This blog is used as an aid to the investigation in Architecture and Freedom?
It is a self guide in producing a thesis for this specific research.

Wednesday, 17 November 2010

020 Buildings as Social Objects Part 02 - Structures

Does society 'really exist' that is, is it some kind of thing? 
What we see of society in space-time is individuals interacting, encountering and perhaps also seeking refuge from all these. 


Is society then the sense of the interactions that we see in space-time? 
It cannot be so. Society must persist through time. Society is, at the very least, something that outlasts individuals. The reduction in individualism is in fact the one thing we logically cannot do. 


If we are not talking about interactions in space-time when we say 'society' then what are we talking about?
What persists under human interactions that we observe in space-time? 
What persists is not interactions, but certain configurational patterns underlying the interaction. Individual interactions are endless replaced. But certain underlying patterns persist. These are patterns that we name as 'society' The patterns can be the result of any number of different pattern formers: Form of production, social institution..., but it is these that we name as society. This allows us to include space form to society among the patterns. 

Space is one thing that can generate and restrict encounter and interaction probabilities. This is how space becomes involved in society. 
Society then is not the space-time manifestations of society as the interaction fields. The entity which we name society is not a thing but a abstraction. 


Does this entitle that society could be seen as an imaginary concept?
Firstly, it is real. Secondly, its real when its realized in space-time. The world of interaction in which we live, is not itself society but it is by which society realized itself in space-time and thus projects itself through part to future. 
The realization in space-time is the means by which society as a system of configurational persistence achieves this persistence and transmits itself across time. 

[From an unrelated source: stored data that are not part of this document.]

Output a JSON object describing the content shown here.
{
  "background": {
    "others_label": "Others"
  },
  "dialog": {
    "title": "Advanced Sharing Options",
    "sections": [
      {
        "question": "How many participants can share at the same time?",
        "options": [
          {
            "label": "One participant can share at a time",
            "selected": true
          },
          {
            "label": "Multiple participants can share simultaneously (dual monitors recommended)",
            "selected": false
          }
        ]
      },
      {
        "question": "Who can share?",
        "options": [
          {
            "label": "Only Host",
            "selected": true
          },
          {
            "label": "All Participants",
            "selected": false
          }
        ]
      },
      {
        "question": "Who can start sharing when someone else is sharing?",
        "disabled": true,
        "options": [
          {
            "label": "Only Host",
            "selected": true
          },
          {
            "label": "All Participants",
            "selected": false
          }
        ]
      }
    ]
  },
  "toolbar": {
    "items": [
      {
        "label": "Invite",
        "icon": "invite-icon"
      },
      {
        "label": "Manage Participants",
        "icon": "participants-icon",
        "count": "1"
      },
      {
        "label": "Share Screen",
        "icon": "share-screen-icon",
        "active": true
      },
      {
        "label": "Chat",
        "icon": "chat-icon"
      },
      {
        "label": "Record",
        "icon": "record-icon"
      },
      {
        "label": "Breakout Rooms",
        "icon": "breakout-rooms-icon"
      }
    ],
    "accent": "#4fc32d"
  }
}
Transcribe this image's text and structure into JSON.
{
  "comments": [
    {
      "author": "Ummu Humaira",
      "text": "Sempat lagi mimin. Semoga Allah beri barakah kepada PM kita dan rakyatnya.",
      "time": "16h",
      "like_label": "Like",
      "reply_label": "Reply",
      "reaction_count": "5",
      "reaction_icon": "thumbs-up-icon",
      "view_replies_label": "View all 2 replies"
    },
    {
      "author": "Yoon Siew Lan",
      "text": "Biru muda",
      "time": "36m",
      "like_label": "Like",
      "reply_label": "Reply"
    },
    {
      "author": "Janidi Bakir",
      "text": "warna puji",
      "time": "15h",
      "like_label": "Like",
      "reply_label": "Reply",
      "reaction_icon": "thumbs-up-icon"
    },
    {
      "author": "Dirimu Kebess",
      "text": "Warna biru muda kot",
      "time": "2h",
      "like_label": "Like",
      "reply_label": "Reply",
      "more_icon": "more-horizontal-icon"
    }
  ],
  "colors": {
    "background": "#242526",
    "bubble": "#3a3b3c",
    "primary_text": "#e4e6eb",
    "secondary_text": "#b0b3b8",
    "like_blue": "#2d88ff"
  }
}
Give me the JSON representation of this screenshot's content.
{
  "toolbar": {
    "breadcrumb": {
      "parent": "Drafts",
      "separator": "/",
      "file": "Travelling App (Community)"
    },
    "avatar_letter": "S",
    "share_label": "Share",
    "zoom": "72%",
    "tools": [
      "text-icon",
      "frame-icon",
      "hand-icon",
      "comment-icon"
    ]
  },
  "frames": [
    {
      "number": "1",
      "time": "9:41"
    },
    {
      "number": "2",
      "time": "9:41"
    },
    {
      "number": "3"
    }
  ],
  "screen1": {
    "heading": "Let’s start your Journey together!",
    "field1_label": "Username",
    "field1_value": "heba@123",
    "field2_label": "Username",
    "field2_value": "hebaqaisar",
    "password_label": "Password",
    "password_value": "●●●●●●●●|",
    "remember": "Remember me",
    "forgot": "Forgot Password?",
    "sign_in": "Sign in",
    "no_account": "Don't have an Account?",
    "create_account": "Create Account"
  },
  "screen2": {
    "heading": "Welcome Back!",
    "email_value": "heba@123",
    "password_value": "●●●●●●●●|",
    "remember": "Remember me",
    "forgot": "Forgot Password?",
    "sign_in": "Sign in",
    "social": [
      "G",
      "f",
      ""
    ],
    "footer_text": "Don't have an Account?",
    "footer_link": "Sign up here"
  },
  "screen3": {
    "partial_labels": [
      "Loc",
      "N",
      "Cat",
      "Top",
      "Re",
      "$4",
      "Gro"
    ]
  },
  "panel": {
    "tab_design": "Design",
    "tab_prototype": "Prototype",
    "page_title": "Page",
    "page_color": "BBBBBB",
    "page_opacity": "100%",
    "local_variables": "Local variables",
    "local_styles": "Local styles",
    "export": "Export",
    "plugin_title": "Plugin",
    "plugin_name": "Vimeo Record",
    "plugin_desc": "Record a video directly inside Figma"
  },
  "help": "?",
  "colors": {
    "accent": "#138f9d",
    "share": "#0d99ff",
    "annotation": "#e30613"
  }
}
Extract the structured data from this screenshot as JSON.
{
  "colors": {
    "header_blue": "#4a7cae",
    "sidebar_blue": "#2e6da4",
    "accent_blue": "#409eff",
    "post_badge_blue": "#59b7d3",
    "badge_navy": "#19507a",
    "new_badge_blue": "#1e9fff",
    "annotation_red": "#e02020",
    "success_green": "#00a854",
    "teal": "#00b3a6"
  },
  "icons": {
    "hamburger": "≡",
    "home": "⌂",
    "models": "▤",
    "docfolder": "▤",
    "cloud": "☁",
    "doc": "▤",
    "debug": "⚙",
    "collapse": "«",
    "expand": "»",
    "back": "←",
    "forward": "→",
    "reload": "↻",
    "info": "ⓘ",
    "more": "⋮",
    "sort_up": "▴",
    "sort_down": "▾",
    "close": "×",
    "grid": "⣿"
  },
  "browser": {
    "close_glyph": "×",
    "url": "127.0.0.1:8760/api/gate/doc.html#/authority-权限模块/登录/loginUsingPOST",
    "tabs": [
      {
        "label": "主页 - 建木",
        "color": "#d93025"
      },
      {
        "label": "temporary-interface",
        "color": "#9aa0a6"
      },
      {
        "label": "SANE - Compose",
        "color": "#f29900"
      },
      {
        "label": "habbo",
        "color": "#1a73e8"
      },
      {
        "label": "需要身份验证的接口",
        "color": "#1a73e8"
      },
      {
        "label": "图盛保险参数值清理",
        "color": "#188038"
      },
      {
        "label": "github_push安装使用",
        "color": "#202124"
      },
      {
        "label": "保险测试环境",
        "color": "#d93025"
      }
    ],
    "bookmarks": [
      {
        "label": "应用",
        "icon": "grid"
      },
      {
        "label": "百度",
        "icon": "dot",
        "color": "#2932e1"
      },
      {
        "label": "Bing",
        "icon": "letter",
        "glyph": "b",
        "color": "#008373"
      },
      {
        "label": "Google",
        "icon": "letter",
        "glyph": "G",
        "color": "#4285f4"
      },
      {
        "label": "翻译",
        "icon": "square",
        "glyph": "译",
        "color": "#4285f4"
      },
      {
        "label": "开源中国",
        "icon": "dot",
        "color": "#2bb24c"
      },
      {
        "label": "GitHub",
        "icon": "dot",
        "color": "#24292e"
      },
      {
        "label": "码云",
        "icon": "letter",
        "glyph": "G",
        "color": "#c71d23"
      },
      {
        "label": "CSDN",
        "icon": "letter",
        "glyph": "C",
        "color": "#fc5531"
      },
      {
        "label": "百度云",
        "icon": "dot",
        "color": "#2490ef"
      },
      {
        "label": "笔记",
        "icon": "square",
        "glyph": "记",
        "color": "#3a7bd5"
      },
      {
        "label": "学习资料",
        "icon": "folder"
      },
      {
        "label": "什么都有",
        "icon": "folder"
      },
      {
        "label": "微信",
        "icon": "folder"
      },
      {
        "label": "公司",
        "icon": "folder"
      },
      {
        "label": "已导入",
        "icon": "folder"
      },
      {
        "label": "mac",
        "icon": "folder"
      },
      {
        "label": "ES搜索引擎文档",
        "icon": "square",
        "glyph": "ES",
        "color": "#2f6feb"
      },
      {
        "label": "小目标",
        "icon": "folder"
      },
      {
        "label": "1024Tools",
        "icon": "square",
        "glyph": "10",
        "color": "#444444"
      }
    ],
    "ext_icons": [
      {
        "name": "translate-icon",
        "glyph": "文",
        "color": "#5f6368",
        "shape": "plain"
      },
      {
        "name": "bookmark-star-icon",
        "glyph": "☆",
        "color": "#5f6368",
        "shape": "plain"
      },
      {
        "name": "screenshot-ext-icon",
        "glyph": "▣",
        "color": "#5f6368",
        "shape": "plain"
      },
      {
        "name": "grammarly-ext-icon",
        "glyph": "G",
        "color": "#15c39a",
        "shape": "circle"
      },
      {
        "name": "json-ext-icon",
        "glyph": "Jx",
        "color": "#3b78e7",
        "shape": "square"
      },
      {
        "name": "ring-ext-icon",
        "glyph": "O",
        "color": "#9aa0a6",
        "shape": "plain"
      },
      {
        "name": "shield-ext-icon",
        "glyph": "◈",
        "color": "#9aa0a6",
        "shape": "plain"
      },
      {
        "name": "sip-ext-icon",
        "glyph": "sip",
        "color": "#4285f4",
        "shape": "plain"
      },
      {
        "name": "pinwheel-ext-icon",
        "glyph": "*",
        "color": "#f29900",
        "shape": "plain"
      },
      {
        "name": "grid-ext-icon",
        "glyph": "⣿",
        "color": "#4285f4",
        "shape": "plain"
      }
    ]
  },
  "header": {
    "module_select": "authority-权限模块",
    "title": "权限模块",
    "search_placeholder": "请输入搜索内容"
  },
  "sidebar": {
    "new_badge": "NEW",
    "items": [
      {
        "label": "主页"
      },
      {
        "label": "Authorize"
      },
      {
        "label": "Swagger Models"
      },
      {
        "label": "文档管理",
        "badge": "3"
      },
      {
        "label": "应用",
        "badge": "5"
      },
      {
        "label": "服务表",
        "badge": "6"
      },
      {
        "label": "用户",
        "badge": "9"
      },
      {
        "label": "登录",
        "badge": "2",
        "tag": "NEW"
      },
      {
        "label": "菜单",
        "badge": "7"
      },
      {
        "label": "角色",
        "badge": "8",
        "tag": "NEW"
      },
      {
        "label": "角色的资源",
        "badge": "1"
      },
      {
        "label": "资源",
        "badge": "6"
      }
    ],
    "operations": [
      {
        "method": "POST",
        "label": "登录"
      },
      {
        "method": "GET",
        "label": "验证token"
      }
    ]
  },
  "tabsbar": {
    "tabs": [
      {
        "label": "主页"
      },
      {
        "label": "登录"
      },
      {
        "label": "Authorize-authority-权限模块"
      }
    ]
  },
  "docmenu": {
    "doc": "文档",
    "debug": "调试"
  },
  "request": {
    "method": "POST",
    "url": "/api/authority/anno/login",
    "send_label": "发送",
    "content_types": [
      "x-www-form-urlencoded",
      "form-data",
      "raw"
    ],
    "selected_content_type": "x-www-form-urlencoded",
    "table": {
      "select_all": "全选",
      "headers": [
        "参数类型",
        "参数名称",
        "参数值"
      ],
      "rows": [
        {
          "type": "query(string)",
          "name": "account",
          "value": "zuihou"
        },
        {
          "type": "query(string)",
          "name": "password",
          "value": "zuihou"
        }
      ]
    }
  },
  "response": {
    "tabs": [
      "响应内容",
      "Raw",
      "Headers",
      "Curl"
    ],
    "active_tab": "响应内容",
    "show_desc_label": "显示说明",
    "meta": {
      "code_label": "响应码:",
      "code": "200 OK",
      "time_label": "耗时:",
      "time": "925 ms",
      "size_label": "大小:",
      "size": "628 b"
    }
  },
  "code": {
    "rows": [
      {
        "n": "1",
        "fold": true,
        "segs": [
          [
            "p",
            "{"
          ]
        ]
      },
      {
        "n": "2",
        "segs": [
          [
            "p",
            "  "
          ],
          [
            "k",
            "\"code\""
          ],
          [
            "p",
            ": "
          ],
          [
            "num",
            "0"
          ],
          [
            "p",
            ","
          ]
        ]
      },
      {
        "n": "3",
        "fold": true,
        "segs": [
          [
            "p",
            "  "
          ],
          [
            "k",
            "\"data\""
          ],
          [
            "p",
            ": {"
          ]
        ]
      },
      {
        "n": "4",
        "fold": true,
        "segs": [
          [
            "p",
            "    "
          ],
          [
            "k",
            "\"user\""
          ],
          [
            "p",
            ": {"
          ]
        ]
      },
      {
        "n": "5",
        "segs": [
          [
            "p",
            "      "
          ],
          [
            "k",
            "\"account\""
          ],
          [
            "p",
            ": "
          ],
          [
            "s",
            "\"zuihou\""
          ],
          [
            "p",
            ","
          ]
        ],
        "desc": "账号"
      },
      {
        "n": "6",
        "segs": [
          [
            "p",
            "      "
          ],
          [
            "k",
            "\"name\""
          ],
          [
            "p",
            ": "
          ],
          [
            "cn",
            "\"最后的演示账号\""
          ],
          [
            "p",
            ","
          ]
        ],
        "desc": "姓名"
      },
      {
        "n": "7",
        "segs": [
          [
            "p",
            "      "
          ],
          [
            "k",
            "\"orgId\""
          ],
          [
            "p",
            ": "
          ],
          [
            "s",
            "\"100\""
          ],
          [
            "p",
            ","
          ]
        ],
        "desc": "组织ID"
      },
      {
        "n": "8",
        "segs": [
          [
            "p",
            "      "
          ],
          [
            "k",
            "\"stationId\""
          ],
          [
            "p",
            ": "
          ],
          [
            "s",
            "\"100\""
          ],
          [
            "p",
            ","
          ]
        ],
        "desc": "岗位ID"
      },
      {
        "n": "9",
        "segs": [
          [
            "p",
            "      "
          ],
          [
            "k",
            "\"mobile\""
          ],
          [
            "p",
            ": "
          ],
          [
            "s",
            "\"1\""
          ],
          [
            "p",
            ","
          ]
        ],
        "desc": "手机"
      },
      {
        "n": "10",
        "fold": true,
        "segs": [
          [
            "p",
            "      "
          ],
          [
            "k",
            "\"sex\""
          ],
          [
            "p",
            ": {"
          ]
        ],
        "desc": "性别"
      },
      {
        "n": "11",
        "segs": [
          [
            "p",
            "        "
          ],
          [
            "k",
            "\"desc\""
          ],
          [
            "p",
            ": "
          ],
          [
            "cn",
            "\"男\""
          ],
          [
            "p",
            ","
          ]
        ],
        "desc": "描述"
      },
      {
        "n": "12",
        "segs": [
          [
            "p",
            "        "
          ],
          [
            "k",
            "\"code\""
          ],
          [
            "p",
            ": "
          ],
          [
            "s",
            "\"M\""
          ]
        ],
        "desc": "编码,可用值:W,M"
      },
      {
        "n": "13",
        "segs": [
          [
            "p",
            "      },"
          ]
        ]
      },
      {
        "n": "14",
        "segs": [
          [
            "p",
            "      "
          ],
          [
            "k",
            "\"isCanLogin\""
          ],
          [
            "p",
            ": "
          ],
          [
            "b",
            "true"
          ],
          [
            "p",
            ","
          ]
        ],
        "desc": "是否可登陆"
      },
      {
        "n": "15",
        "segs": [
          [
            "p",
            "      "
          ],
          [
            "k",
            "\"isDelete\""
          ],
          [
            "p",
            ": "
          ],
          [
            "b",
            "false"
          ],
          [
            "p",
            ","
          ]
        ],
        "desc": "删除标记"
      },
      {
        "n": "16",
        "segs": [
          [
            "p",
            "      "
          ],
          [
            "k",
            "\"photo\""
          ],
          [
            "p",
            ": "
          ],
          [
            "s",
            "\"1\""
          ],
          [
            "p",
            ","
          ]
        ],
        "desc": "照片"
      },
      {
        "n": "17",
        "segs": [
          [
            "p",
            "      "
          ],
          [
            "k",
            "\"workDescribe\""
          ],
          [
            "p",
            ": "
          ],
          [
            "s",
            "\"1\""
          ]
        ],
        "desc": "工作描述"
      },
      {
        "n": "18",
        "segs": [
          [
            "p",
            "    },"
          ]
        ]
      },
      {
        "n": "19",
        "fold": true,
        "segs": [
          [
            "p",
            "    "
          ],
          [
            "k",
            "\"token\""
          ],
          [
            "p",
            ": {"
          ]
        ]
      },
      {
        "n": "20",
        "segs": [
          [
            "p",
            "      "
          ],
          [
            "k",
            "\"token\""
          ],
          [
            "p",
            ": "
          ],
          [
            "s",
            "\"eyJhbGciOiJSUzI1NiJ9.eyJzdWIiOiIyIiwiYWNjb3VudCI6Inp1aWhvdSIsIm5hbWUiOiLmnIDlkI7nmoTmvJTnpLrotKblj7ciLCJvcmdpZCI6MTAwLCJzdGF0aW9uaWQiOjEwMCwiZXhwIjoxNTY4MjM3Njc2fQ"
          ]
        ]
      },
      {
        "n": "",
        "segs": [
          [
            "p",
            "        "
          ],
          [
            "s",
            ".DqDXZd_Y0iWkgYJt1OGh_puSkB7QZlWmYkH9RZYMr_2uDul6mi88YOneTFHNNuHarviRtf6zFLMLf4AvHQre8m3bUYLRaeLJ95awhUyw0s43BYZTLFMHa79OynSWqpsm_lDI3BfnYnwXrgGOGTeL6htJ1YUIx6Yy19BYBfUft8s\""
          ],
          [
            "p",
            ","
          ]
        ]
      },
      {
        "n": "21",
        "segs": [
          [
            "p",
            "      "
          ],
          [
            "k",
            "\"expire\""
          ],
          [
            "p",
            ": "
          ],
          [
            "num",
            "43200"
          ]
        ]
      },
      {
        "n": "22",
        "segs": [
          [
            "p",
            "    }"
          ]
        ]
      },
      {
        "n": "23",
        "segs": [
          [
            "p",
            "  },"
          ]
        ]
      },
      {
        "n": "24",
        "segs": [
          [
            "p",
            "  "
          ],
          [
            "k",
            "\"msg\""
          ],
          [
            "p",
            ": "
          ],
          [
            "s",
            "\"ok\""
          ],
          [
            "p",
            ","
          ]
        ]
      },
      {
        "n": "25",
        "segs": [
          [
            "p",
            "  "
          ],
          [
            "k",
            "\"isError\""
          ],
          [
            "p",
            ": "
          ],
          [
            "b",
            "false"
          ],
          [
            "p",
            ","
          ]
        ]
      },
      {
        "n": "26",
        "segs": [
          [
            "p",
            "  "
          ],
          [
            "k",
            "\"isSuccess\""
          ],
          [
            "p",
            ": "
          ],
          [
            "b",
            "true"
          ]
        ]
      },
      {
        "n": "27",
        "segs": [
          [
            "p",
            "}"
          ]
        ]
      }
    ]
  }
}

Society is in this sense an abstraction. It is the genotypes of social arrangements that are reproduced through time and which are therefore recognizable in the relational complexes which are realized in a specific form at one point in time. Society is in the sense a dematerialized thing and this is why we find it hard even to acknowledge its existence as a real thing. 

Although society is seen as this dematerialized genotypical thing, the means by which it is projected through time is anything but dematerialized. On contrary, the material form of society at any moment of time is not that society, it is the means by which that society is transmitted into the future. The means of society as an abstraction is realized in space-time and then reproduced. 

Society is not in itself its material form, but even so only exists through its material form.
This double-take is why all social practices take the form of abstract structures. Dominating the reality can be done by structuring what can happen in it. 
Buildings happen within this double take. Like the social events which they contain, they themselves are space-time realizations of abstractions. Buildings are seem less than social events, in that they are not made up of thinking human beings, but they are long lasting, almost permanent, transformations of the world in the image of society that which governs it's form.
Buildings are not maps of human interaction. They are maps of social genotypes of human interactions. This is what makes them so powerful. 

Buildings only contingently house the phenotypes of human interactions. The mystery of the social nature of building now becomes clear.
It's essential nature is to give form to an abstraction and through this to give that abstraction the realization which enables it to be projected through time. 
Buildings reflect on the generic abstractions which constitute society itself. It is these abstractions that need to be transmitted through time. 
Buildings make this powerful by hosting these genotypes into the very materiality of our existence. 
Buildings are thus the most powerful means that a society has to constitute itself in space-time and through this to project itself into the future. 
In this sense, societies are throughly dependent on space. 
The art of building is, inevitably a social act. 

As such it entails risks, risks that the forms will not be these that permits the society to reproduce its essential form. 
In modern societies, these risks are carried out between architecture and the social agencies through which architecture is legitimated and controlled. 
Architecture persists both because society changes and must change its built form in order to perpetuate itself in a different way to it predecessors. These must always experiment with the future. 
The real risk is in the persistence of error through time, so that form inconsistent with the perpetuation of a good society became dominant. It is exactly from such high risks that we, in the late twenty century, seen recently to have made our escape.